Pass value of the variable to a command in bash script

Question

How do I pass the value of the variable to a command in a bash script?

Specifically, I want to create a AWS S3 bucket with (partially) random name. This is what I got so far:

#!/bin/bash
random_id=$(cat /dev/urandom | tr -dc 'a-z0-9' | fold -w 8 | head -n 1)
bucket_name=s3://mybucket-$random_id
echo Bucket name: ${bucket_name}
aws s3 mb ${bucket_name}

The output I get:

Bucket name: s3://mybucket-z4nnli2k
 Parameter validation failed:cket-z4nnli2k
": Bucket name must match the regex "^[a-zA-Z0-9.\-_]{1,255}$"

The bucket name is generated correctly, but aws s3 mb ${bucket_name} fails. If I just run aws s3 mb s3://mybucket-z4nnli2k then the bucket is created, so I assume that aws s3 mb ${bucket_name} is not the correct way to pass the value of the bucket_name to the aws s3 mb command.

It must be something obvious but I have almost zero experience with shell scripts and can't figure it out.

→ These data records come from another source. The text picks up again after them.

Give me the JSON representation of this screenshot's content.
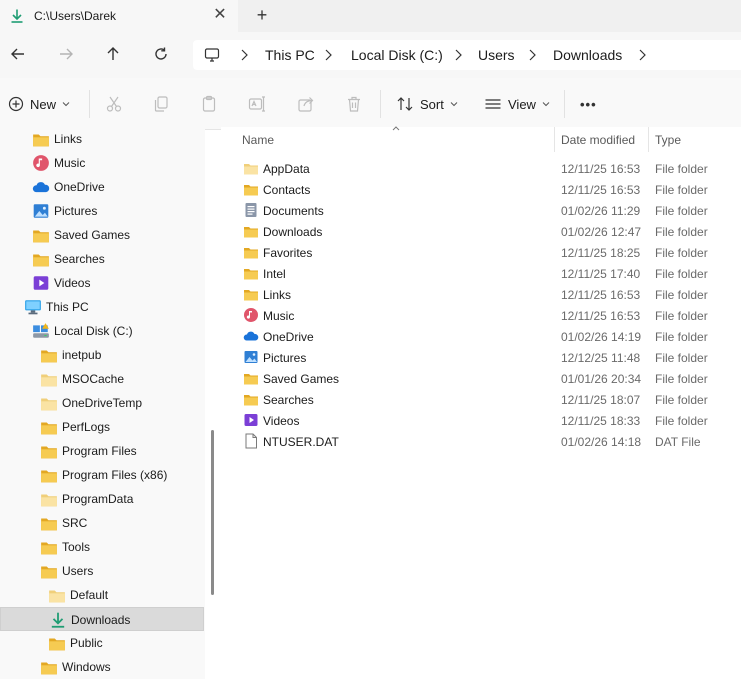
{
  "tab": {
    "title": "C:\\Users\\Darek",
    "close": "✕",
    "new_tab": "+"
  },
  "breadcrumb": [
    "This PC",
    "Local Disk (C:)",
    "Users",
    "Downloads"
  ],
  "commands": {
    "new": "New",
    "sort": "Sort",
    "view": "View",
    "more": "•••"
  },
  "columns": {
    "name": "Name",
    "date": "Date modified",
    "type": "Type"
  },
  "sidebar": [
    {
      "label": "Links",
      "icon": "folder"
    },
    {
      "label": "Music",
      "icon": "music"
    },
    {
      "label": "OneDrive",
      "icon": "onedrive"
    },
    {
      "label": "Pictures",
      "icon": "pictures"
    },
    {
      "label": "Saved Games",
      "icon": "folder"
    },
    {
      "label": "Searches",
      "icon": "folder"
    },
    {
      "label": "Videos",
      "icon": "videos"
    },
    {
      "label": "This PC",
      "icon": "pc"
    },
    {
      "label": "Local Disk (C:)",
      "icon": "drive"
    },
    {
      "label": "inetpub",
      "icon": "folder"
    },
    {
      "label": "MSOCache",
      "icon": "folder-light"
    },
    {
      "label": "OneDriveTemp",
      "icon": "folder-light"
    },
    {
      "label": "PerfLogs",
      "icon": "folder"
    },
    {
      "label": "Program Files",
      "icon": "folder"
    },
    {
      "label": "Program Files (x86)",
      "icon": "folder"
    },
    {
      "label": "ProgramData",
      "icon": "folder-light"
    },
    {
      "label": "SRC",
      "icon": "folder"
    },
    {
      "label": "Tools",
      "icon": "folder"
    },
    {
      "label": "Users",
      "icon": "folder"
    },
    {
      "label": "Default",
      "icon": "folder-light"
    },
    {
      "label": "Downloads",
      "icon": "download",
      "selected": true
    },
    {
      "label": "Public",
      "icon": "folder"
    },
    {
      "label": "Windows",
      "icon": "folder"
    }
  ],
  "files": [
    {
      "name": "AppData",
      "date": "12/11/25 16:53",
      "type": "File folder",
      "icon": "folder-light"
    },
    {
      "name": "Contacts",
      "date": "12/11/25 16:53",
      "type": "File folder",
      "icon": "folder"
    },
    {
      "name": "Documents",
      "date": "01/02/26 11:29",
      "type": "File folder",
      "icon": "documents"
    },
    {
      "name": "Downloads",
      "date": "01/02/26 12:47",
      "type": "File folder",
      "icon": "folder"
    },
    {
      "name": "Favorites",
      "date": "12/11/25 18:25",
      "type": "File folder",
      "icon": "folder"
    },
    {
      "name": "Intel",
      "date": "12/11/25 17:40",
      "type": "File folder",
      "icon": "folder"
    },
    {
      "name": "Links",
      "date": "12/11/25 16:53",
      "type": "File folder",
      "icon": "folder"
    },
    {
      "name": "Music",
      "date": "12/11/25 16:53",
      "type": "File folder",
      "icon": "music"
    },
    {
      "name": "OneDrive",
      "date": "01/02/26 14:19",
      "type": "File folder",
      "icon": "onedrive"
    },
    {
      "name": "Pictures",
      "date": "12/12/25 11:48",
      "type": "File folder",
      "icon": "pictures"
    },
    {
      "name": "Saved Games",
      "date": "01/01/26 20:34",
      "type": "File folder",
      "icon": "folder"
    },
    {
      "name": "Searches",
      "date": "12/11/25 18:07",
      "type": "File folder",
      "icon": "folder"
    },
    {
      "name": "Videos",
      "date": "12/11/25 18:33",
      "type": "File folder",
      "icon": "videos"
    },
    {
      "name": "NTUSER.DAT",
      "date": "01/02/26 14:18",
      "type": "DAT File",
      "icon": "file"
    }
  ],
  "colors": {
    "folder": "#f4c84a",
    "folder_dark": "#e3a823",
    "accent": "#1f9d73",
    "onedrive": "#1a73d9"
  }
}
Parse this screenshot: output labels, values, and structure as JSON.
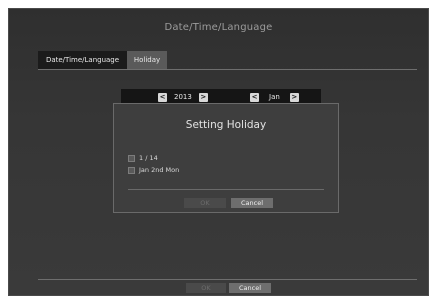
{
  "window": {
    "title": "Date/Time/Language"
  },
  "tabs": [
    {
      "label": "Date/Time/Language"
    },
    {
      "label": "Holiday"
    }
  ],
  "navigator": {
    "year": "2013",
    "month": "Jan",
    "prev_symbol": "<",
    "next_symbol": ">"
  },
  "dialog": {
    "title": "Setting Holiday",
    "items": [
      {
        "label": "1 / 14",
        "checked": false
      },
      {
        "label": "Jan 2nd Mon",
        "checked": false
      }
    ],
    "ok_label": "OK",
    "cancel_label": "Cancel"
  },
  "footer": {
    "ok_label": "OK",
    "cancel_label": "Cancel"
  }
}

How do I pass the value of bucket_name to the aws s3 mb command?

Answer 1

Thanks to the comments above, this is what I got working:

#!/bin/bash
random_id=$(cat /dev/urandom | tr -dc 'a-z0-9' | fold -w 8 | head -n 1)
bucket_name=s3://mybucket-$random_id
echo Bucket name: ${bucket_name}
aws s3 mb "${bucket_name}"

I also had to run dos2unix on the script, apparently there were bad line breaks.